The technologist is an individual contributor whose work is the creation of “perfection.” But management does not — must not — deal only in this perfection. It is the managerial skill set which brings the individual contributor’s perfect product to accomplish the mission.
Managers need to understand a different kind of network. A ‘Network of Support’–the ability of the technologist as manager to get the support of vendors, advisors, external stakeholders, customers, superiors and subordinates.
The IT professional should see his role as manager with a new formula: Work + Network = Results.
The success of the technologist depends as much on his ability to manage as his brilliance in new product application.

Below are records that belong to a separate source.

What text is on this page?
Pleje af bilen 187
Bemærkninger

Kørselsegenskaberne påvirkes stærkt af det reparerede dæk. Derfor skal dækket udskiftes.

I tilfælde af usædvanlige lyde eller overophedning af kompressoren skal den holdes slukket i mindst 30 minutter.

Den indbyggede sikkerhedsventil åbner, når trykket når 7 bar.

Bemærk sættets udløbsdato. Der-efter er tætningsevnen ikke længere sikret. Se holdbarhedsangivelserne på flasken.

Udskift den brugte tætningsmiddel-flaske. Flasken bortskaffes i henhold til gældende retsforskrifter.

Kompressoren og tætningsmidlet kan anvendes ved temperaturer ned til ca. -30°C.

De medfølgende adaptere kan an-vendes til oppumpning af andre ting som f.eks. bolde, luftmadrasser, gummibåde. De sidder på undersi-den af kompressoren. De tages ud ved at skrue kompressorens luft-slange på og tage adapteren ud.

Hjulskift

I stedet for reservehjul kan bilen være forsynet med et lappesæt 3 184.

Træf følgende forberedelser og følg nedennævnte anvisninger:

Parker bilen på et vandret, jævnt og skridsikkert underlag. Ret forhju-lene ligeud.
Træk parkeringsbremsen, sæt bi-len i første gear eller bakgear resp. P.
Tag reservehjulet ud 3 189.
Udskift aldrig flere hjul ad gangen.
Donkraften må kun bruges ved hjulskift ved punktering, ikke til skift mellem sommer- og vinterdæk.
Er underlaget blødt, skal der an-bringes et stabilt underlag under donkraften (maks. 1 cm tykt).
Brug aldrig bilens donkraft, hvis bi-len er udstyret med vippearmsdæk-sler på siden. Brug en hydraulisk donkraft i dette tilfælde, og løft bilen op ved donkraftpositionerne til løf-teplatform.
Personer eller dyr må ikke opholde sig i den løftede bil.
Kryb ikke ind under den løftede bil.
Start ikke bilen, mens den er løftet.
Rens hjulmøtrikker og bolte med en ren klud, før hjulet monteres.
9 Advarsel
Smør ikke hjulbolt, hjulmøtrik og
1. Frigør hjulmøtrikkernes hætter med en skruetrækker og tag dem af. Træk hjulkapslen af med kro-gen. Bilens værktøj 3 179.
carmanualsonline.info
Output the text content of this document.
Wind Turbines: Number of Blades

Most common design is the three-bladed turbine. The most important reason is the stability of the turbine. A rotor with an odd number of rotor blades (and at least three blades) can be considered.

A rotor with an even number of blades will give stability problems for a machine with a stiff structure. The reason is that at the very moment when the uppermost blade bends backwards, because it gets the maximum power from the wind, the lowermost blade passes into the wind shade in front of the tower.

At the completion of this presentation, the attendee will understand,
1. The Management Equation: Vocational Time vs. Management Time
2. How Management Really Works: The Network of Management
3. The Who and How of Promotions: The Freedom Scale
4. The Mistake of Micro-Management: The Nervous Manager
5. How to Persuade Senior Management: The Commander’s Intent
John (Jack) Yoest served as Assistant Secretary for Health and Human Resources in Virginia, where he was responsible for the technology management of the successful Year 2000 conversion for the $5 billion, 16,000-employee unit.
Yoest is an Adjunct Professor of Management in the Business Technologies Division of the Northern Virginia Community College. He teaches advance management practices.
He is the former president of Computer Applications and Development Integration that provided software solutions in criminal justice.
A former Army Captain on the U.S. Armor and Engineer Board, Yoest directed research in night vision and electro-optics.
Jack has been published by Scripps-Howard News Service and has contributed to Small Business Trends, Small Business Trends Radio, The Business Monthly, Business & Media Institute and National Review Online. His web-log was nominated for Best Business Blog in 2006.
He earned an MBA from George Mason University and completed graduate work at Oxford University.